На белом длинногривом коне сидел Дир. Конь у него был приметный, по нему князя сразу узнаешь, хотя Дир и был в доспехах, на голове высокий островерхий шлем, лицо полускрыто наносьем, как бы делившим его пополам до губ. А рядом с Диром был некто, указывающий длинной рукой в сторону Карины. Она узнала Мала-Рыся. Торс его был обнажен, лишь на плечо наброшена медвежья шкура, а поперек седла лежала утыканная шипами палица. На длинных серых волосах древлянина блестел дорогой венец с каменьями — венец старшего князя, каким его сделал наворопник Торир, чьим поверенным и был Рысь. Но теперь он сидел на коне так близко к Диру, что колени всадников едва не соприкасались.
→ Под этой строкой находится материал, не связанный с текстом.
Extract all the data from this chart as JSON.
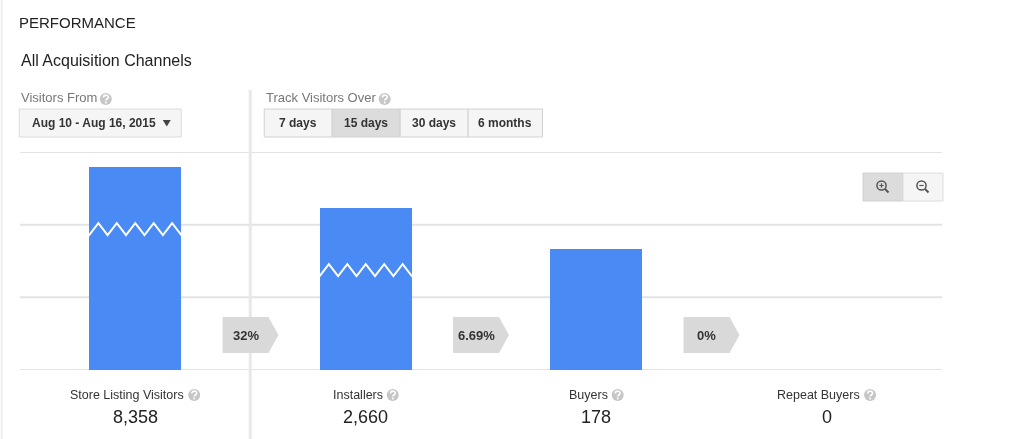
{
  "chart_data": {
    "type": "other",
    "title": "PERFORMANCE",
    "subtitle": "All Acquisition Channels",
    "categories": [
      "Store Listing Visitors",
      "Installers",
      "Buyers",
      "Repeat Buyers"
    ],
    "values": [
      8358,
      2660,
      178,
      0
    ],
    "value_labels": [
      "8,358",
      "2,660",
      "178",
      "0"
    ],
    "color": "#4a8af4",
    "annotations": [
      "Visitors From",
      "Aug 10 - Aug 16, 2015",
      "Track Visitors Over",
      "7 days",
      "15 days",
      "30 days",
      "6 months",
      "32%",
      "6.69%",
      "0%"
    ]
  }
}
Дир тронул коня шенкелями, съехал почти к самой воде и махнул рукой.

— На ладье! Причаливай!

— Налегли на весла! — негромко, но твердо приказала Карина. Она увидела, как Дир глядит вслед проплывающей ладье, что-то еще крикнул, но за ударами била и за скрипом уключин она ничего не разобрала. Карина присела за щитами на бортах, боясь и глянуть. Тиверцы гребли. Им тоже не было резона слушать, кого бы то ни было, особенно когда в ладью полетели стрелы, впивались в щиты, заслонявшие гребцов. Проня высунулась, было из палатки, но, увидев торчавшую из мачты стрелу, нырнула обратно.